Your architect, principal engineer etc. (one spot-on job title I've seen is "product architect"), who in turn talks to the senior management.
Basically an engineer with a talent and experience for building products rather than a manager with superficial understanding of engineering. I think the most ambitious teams have someone like this on top - or at least around
I've had your type of product owner, but I've also had a product owner that was an ex-staff engineer. Companies should hire ex-engineer product owners, not strictly people-manager product owners.
Technical background doesn't always help in my experience - it's just a different role. Creating great product requires deep technical expertise to understand where the cutting edge is, vision to understand how it can be expanded and business expertise to understand what makes sense economically. It's just not a manager's job, you can't perform it by collecting customer requirements in a spreadsheet.

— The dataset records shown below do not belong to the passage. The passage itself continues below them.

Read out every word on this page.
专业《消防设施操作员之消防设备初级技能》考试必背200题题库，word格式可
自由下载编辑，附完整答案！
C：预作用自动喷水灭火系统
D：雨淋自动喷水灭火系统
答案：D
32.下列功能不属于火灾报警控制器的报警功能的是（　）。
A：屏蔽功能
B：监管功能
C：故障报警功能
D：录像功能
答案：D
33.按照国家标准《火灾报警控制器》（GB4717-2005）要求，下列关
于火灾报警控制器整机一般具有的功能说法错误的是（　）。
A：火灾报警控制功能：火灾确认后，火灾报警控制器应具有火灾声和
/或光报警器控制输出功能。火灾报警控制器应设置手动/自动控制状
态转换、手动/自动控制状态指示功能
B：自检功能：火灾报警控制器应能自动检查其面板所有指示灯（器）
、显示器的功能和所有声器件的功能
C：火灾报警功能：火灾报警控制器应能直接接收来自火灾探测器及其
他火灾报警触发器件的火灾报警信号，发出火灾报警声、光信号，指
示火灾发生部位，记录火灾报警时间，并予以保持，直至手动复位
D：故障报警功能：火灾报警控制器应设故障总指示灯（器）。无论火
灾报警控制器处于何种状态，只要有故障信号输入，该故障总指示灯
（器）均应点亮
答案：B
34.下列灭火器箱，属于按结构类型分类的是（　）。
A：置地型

If you have 10PMs and 90 devs today, and go to 8 "hybrid" PMs + 2 specialized PMs, you're probably still creating backlog items faster than that team can close them.
So you end up with some choices:
* do you move at the same speed, with fewer people?
* do you try to move faster, with less of a reduction in people? this could be trickier than it sounds because if the frequency of changes increases the frequency of unintended consequences likely does too, so your team will have to spend time reacting to that
I think the companies that win will be the second batch. It's what happens today, basically, but today you have to convince VCs or the public market to give you a bunch of more money to hire to 10x the team size. Getting a (one-off?) chance to do that through tooling improvements is a big gift, wasting it on reducing costs instead of increasing growth could be risky.